The Sidney Sun-Telegraph - Serving proudly since 1873 as the beautiful Nebraska Panhandle's first newspaper

By Forrest Hershberger
Sidney Sun-Telegraph 

Big Boy Brings Back Memories

 

August 14, 2019

Forrest Hershberger

Left, Union Pacific's Big Boy No. 4014 releases steam as it prepares to leave Sidney. Right: The arrival of the Big Boy No. 4014 steam engine drew large crowds along Hickory Street.

There's something about a train that enraptures people. Maybe it is the sense of power, progress and development.

For some, it is the recollection of days gone by.
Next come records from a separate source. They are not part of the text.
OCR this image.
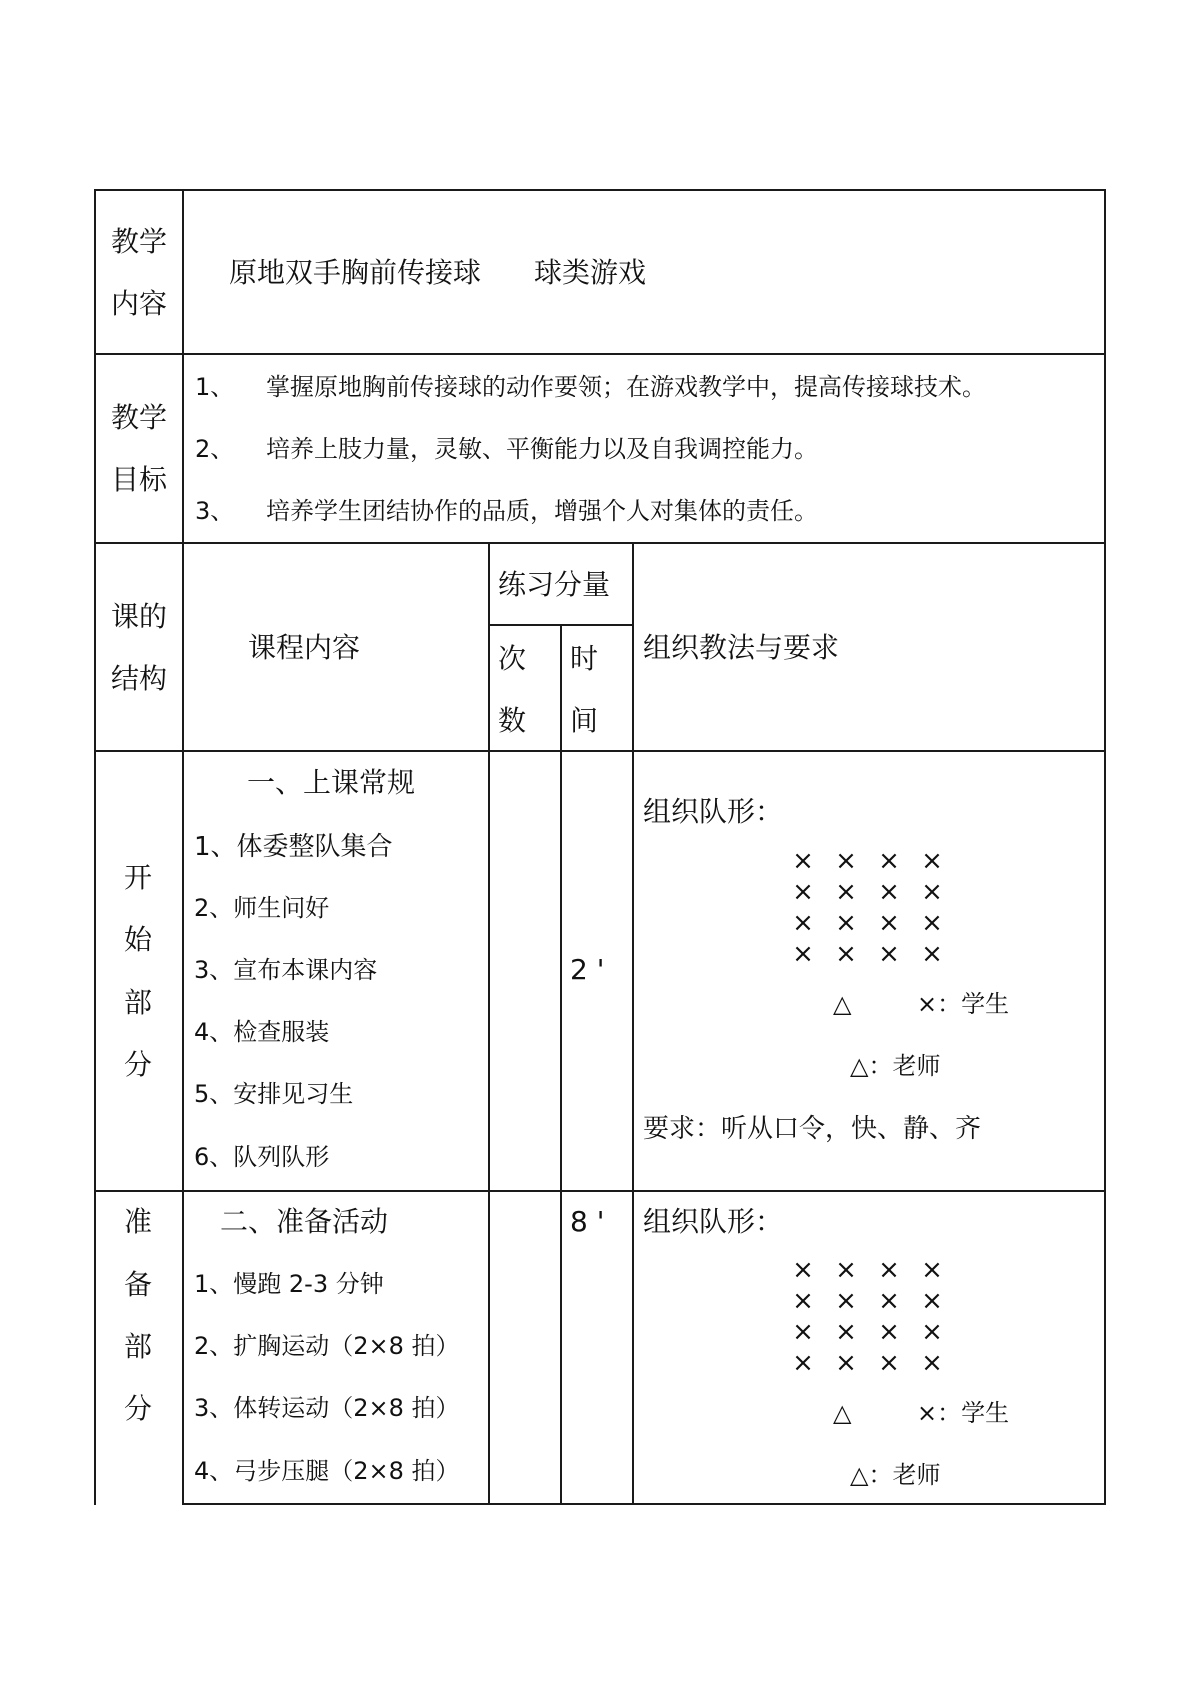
教学
内容
原地双手胸前传接球 球类游戏
教学
目标
1、 掌握原地胸前传接球的动作要领；在游戏教学中，提高传接球技术。
2、 培养上肢力量，灵敏、平衡能力以及自我调控能力。
3、 培养学生团结协作的品质，增强个人对集体的责任。
课的
结构
课程内容
练习分量
次
数
时
间
组织教法与要求
开
始
部
分
一、上课常规
1、体委整队集合
2、师生问好
3、宣布本课内容
4、检查服装
5、安排见习生
6、队列队形
2 '
组织队形：
× × × ×
× × × ×
× × × ×
× × × ×
△	×：学生
△：老师
要求：听从口令，快、静、齐
准
备
部
分
二、准备活动
1、慢跑 2-3 分钟
2、扩胸运动（2×8 拍）
3、体转运动（2×8 拍）
4、弓步压腿（2×8 拍）
8 ' 组织队形：
× × × ×
× × × ×
× × × ×
× × × ×
△	×：学生
△：老师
Thursday morning, The Union Pacific Big Boy No. 4014 left Sidney westbound for Cheyenne, Wyo. It was completing its midwest tour commemorating the 150th anniversary of the completion of the Transcontinental Railroad.

It was also an opportunity for an unlikely meeting of generations.

Robert Edler recalls his grandfather working on the railroad in Colorado, a job that developed into a lifelong career.

"My grandfather started on the Denver and Rio Grande, in 1905 or 1907," Edler said.

He was a track foreman in his late teens, working his way to being a fireman. In 1931, he moved to the Union Pacific where he worked as a fireman. In all, he worked about 60 years on trains.

"It was pretty common then, especially with the railroads. You didn't have Social Security," he said.

He and his wife Marcia made the trip from Denver, Colo., to witness the Big Boy making its way west. Watching the train brought back memories of when as a youngster he could watch his grandfather in the train. His family lived in Longmont, Colo., in the 1950s. He can still recall his mother driving the family to a crossing where they could see his grandfather in the train as it passes.

"He'd wave to us as it went by," he said.

It was also a time when ride-alongs, short excursions in the locomotive, could occur. It was an experience Edler had "a couple of times."

It was these memories, his fascination with trains since an eight-year-old boy, that encouraged a road trip to Sidney last week to see Big Boy No. 4014 make its return trip to Cheyenne.

During their Thursday morning sendoff from the road, they met a family equally excited by trains. It isn't unusual for a family from out of state to visit Sidney. The community is adjacent to Interstate 80. It is, however, unique for a family to plan a stop in the vacation on a steam locomotive's itinerary.

Mike and Julia Padula and their three children, from the Chicago, Ill., area, planned a vacation to Estes Park, Colo. In planning the trip, they decided to stop in Sidney and witness the Big Boy leaving Thursday morning. As the two families met, coincidences continued to mount. The Padulas and the Edlers anniversaries are on the same day, and the Padulas' oldest child is the same age as Robert Edler recalls first watching his grandfather in the train.

Edler followed the rebuilding of the Big Boy No. 4014 from its beginning to completion five years later. He and his wife Marcia beam with excitement thinking of the creativity and dedication required to complete the project. When the crew didn't have parts needed, the made them. In desperate moments, they repurposed existing products.

"They've been very creative and ingenious," she said.

Following the arrival of the No. 4014 Wednesday afternoon, the Edlers had the opportunity to meet the engineer, Ed Dickins, later taking him to dinner.

"He's just about the nicest guy in the world," he said.

The Big Boy left Sidney about 9 a.m. Thursday on its way through Potter, Kimball and Pine Bluffs as it makes it way to Cheyenne.

Plans for the Big Boy include returning to southern California to lead a special passenger excursion in October.